Les réseaux électriques, vecteurs stratégiques de la transition énergétique

En 2012, la dimension novatrice — en soi — de l’électricité a été

éclipsée par son omniprésence dans nos vies quotidiennes ; elle est devenue un bien banal, dont on a oublié les qualités intrinsèques et les capacités d’adaptation. Elle nous est pourtant essentielle, en tant que sujet et objet d’innovations régulières qui permettent de s’adapter aux temps qui changent, aux usages qui évoluent et aux défis qui émergent. Tout le monde vante aujourd’hui les « smart grids », ces « réseaux électriques intelligents » incarnant LA novation miracle.

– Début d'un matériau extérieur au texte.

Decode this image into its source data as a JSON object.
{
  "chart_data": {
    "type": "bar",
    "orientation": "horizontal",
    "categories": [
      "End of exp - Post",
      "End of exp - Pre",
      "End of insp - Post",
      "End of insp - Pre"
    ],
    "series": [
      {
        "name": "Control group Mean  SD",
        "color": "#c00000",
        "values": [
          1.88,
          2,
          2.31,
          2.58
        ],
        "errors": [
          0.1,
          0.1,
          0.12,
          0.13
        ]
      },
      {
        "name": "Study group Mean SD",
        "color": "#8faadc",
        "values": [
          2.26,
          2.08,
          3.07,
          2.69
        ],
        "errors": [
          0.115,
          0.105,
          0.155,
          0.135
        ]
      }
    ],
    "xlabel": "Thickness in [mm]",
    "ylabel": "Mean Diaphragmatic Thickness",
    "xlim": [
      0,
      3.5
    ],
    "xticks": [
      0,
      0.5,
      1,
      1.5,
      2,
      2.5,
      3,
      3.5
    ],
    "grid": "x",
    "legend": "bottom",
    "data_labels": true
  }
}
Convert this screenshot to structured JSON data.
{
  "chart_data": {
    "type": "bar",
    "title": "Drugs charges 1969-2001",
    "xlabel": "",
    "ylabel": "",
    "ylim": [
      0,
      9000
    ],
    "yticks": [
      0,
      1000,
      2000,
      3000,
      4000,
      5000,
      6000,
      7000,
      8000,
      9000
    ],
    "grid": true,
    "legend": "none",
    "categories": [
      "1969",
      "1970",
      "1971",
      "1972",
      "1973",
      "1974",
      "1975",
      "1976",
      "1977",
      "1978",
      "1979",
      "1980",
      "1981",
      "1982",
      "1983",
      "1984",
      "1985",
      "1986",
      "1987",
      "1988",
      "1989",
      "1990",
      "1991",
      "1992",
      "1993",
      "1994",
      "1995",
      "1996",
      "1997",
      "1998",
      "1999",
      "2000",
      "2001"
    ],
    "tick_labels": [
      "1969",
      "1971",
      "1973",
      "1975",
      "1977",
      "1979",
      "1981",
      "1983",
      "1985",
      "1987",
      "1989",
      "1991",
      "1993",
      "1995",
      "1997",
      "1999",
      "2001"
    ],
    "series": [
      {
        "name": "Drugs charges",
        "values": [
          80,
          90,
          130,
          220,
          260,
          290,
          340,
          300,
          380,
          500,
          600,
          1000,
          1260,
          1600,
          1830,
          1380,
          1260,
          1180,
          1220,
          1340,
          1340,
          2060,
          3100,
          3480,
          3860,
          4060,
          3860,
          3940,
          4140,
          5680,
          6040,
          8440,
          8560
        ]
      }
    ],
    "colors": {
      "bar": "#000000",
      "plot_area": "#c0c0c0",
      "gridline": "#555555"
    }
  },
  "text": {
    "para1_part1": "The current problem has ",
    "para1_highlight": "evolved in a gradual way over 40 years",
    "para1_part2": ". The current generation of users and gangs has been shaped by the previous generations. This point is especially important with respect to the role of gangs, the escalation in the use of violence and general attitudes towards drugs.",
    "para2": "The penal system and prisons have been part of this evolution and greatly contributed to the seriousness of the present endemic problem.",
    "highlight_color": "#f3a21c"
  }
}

C’est oublier que, depuis la fin des années 1870, l’électricité n’a cessé de constituer le cœur d’une vraie dynamique d’innovation symbolisée à ses débuts par la lampe à incandescence, plus récemment par la téléphonie et, dans les années à venir, par ces fameux « smart grids ». Par ses multiples applications, par les bouleversements qu’elle implique dans l’organisation de la consommation et de la production, l’énergie électrique a accompagné l’émergence et le développement d’un nouveau système technologique et d’une nouvelle logique industrielle. Après avoir apporté l’éclairage, elle a pu montrer, grâce à une vague d’innovations portée notamment par Westinghouse et Siemens, ses vertus industrialisantes, faisant des grandes métropoles les symboles de la nouvelle civilisation industrielle et de la modernité. Offrant ainsi une solution globale pour l’industrie et les transports, l’électricité est devenue la principale animatrice de la croissance occidentale de la fin du XIXe siècle. Après les villes, ce fut au tour des campagnes de connaître l’électrification au milieu du XXe siècle. Elle fut un vecteur essentiel et efficace de modernisation régionale, contribuant à la genèse

* Maître de conférences à l’Institut d’études politiques de Paris. Professeur au Collège d’Europe de Bruges.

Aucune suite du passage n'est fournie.